Fourier transform infrared spectroscopy as a probe for the study of the hydration of lipid self-assemblies. I. Methodology and general phenomena.

An algorithm for the study of the gradual hydration of phospholipid assemblies by means of Fourier transform infrared (FTIR) spectroscopy is presented. A complete series of diacyl phosphatidylcholines (PCs) including all possible analogues with palmitoyl and oleoyl residues, namely DPPC, DOPC, POPC, and OPPC, was investigated at room temperature. The lipid samples were prepared as cast films probably consisting of aligned multilamellar bilayers.
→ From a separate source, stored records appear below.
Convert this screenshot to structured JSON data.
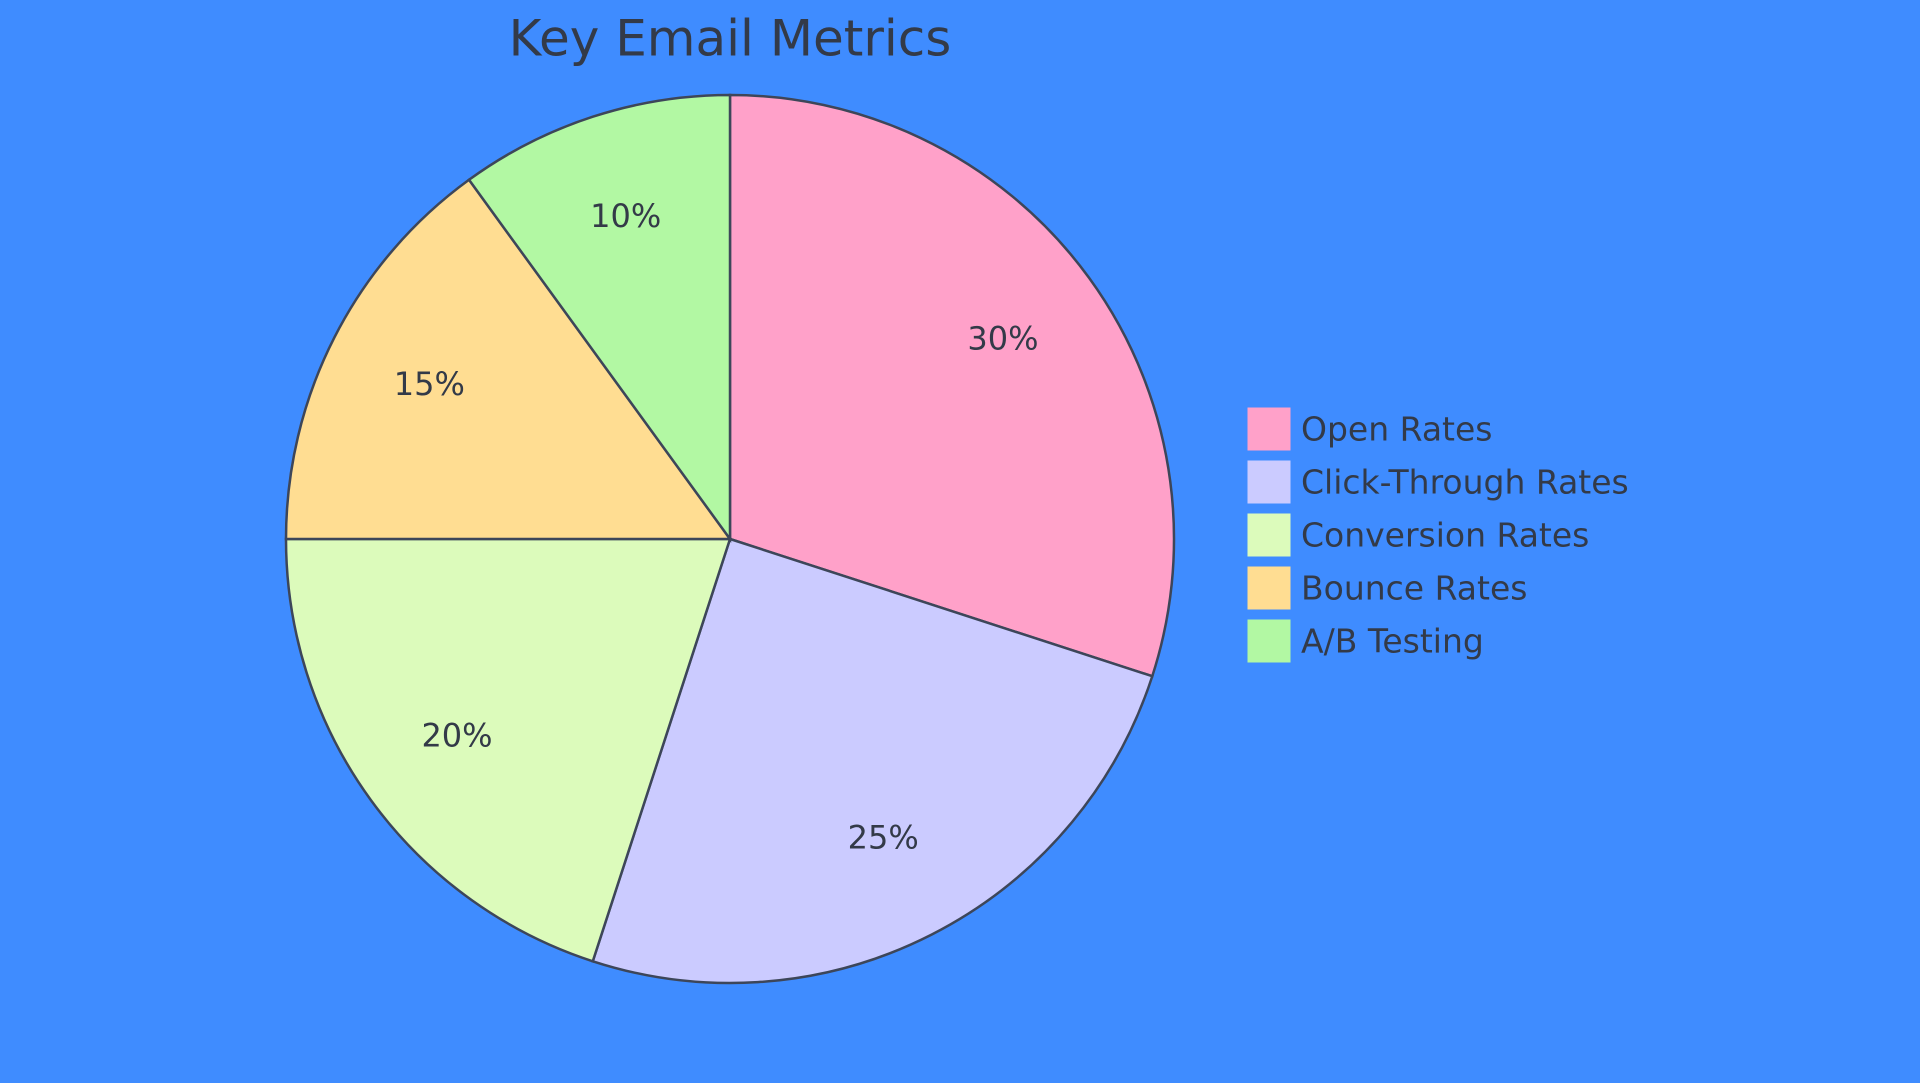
{
  "chart_data": {
    "type": "pie",
    "title": "Key Email Metrics",
    "categories": [
      "Open Rates",
      "Click-Through Rates",
      "Conversion Rates",
      "Bounce Rates",
      "A/B Testing"
    ],
    "values": [
      30,
      25,
      20,
      15,
      10
    ],
    "value_labels": [
      "30%",
      "25%",
      "20%",
      "15%",
      "10%"
    ],
    "colors": [
      "#ffa1c9",
      "#cbcbff",
      "#dcfbbb",
      "#ffdd92",
      "#b2f8a3"
    ],
    "legend": "right"
  }
}
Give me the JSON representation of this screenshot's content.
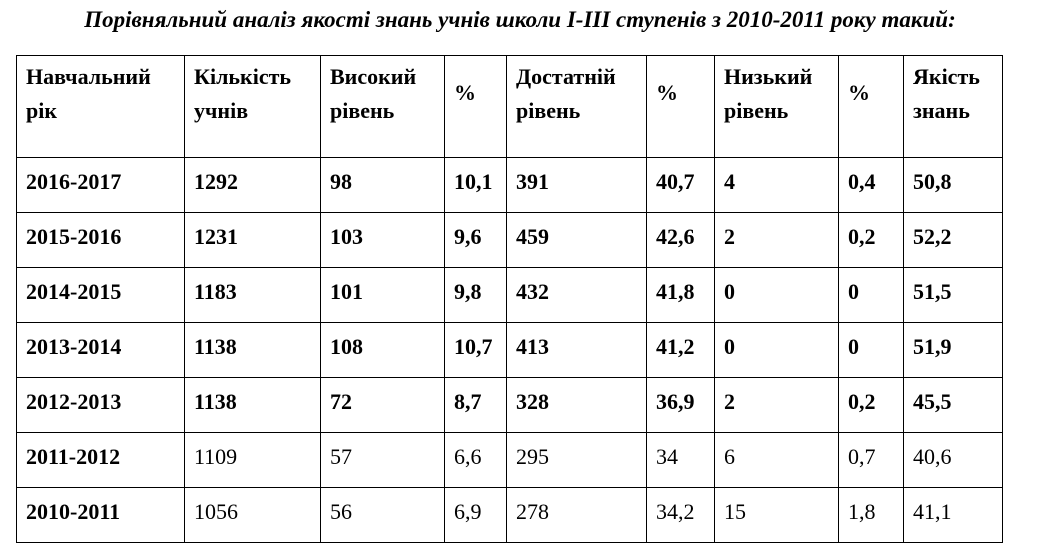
{
  "title": "Порівняльний аналіз якості знань учнів школи І-ІІІ ступенів з 2010-2011 року такий:",
  "table": {
    "headers": [
      [
        "Навчальний",
        "рік"
      ],
      [
        "Кількість",
        "учнів"
      ],
      [
        "Високий",
        "рівень"
      ],
      [
        "%",
        ""
      ],
      [
        "Достатній",
        "рівень"
      ],
      [
        "%",
        ""
      ],
      [
        "Низький",
        "рівень"
      ],
      [
        "%",
        ""
      ],
      [
        "Якість",
        "знань"
      ]
    ],
    "rows": [
      [
        "2016-2017",
        "1292",
        "98",
        "10,1",
        "391",
        "40,7",
        "4",
        "0,4",
        "50,8"
      ],
      [
        "2015-2016",
        "1231",
        "103",
        "9,6",
        "459",
        "42,6",
        "2",
        "0,2",
        "52,2"
      ],
      [
        "2014-2015",
        "1183",
        "101",
        "9,8",
        "432",
        "41,8",
        "0",
        "0",
        "51,5"
      ],
      [
        "2013-2014",
        "1138",
        "108",
        "10,7",
        "413",
        "41,2",
        "0",
        "0",
        "51,9"
      ],
      [
        "2012-2013",
        "1138",
        "72",
        "8,7",
        "328",
        "36,9",
        "2",
        "0,2",
        "45,5"
      ],
      [
        "2011-2012",
        "1109",
        "57",
        "6,6",
        "295",
        "34",
        "6",
        "0,7",
        "40,6"
      ],
      [
        "2010-2011",
        "1056",
        "56",
        "6,9",
        "278",
        "34,2",
        "15",
        "1,8",
        "41,1"
      ]
    ],
    "bold_rows": [
      0,
      1,
      2,
      3,
      4
    ]
  }
}
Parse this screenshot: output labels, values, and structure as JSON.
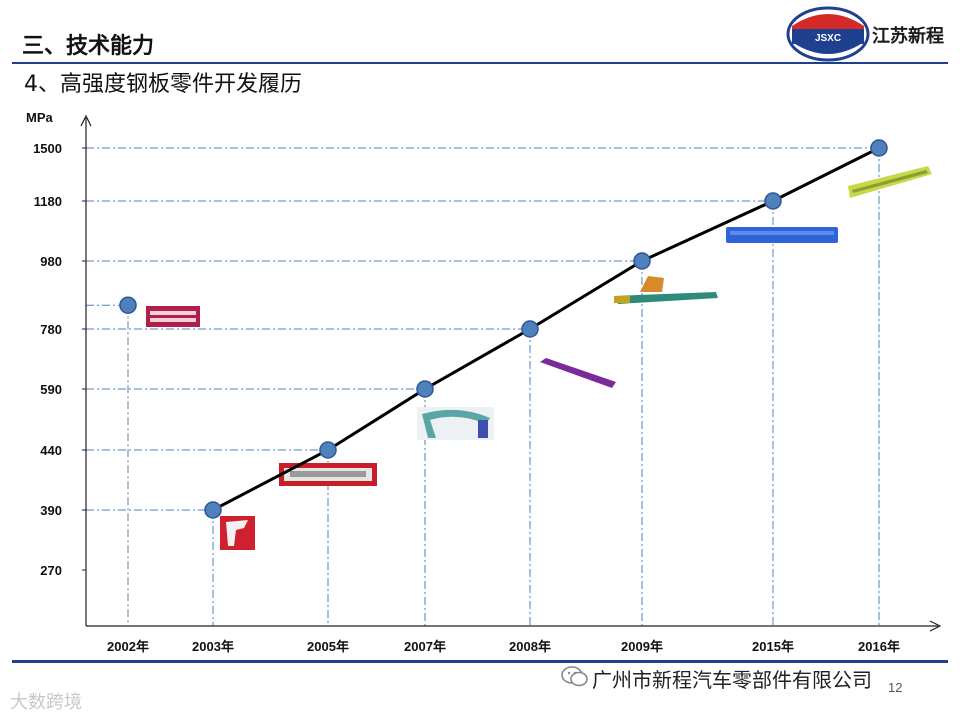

The range of water activities studied in these films was regulated by adsorption via the gas phase corresponding to relative humidities of between 0 and 100%. Analyses of the IR-spectroscopic data have concentrated mainly on determining the amounts of water incorporated by each lipid as well as the hydration-induced response observed for some absorption bands of the different lipids. The water uptake at high relative humidity (RH) increases with the portion of unsaturated acyl chains in the molecular structure of the PCs. Isothermal phase transitions triggered lyotropically have been detected in demonstrating the occurrence of the main transition in POPC and OPPC films at room temperature. Moreover, it appears that both lamellar phases, the gel as well as the liquid-crystalline phase, are not uniform. They seem to comprise an amazingly large span of order/disorder states of the lipid chains generally depending on the degree of hydration. As exemplified by the significant variation in the onset of wavenumber shifts for the PO2- and C=O stretching-vibration modes, obtained as a function of hydration, a sequence of attachment to polar lipid binding sites by water molecules was established for DPPC.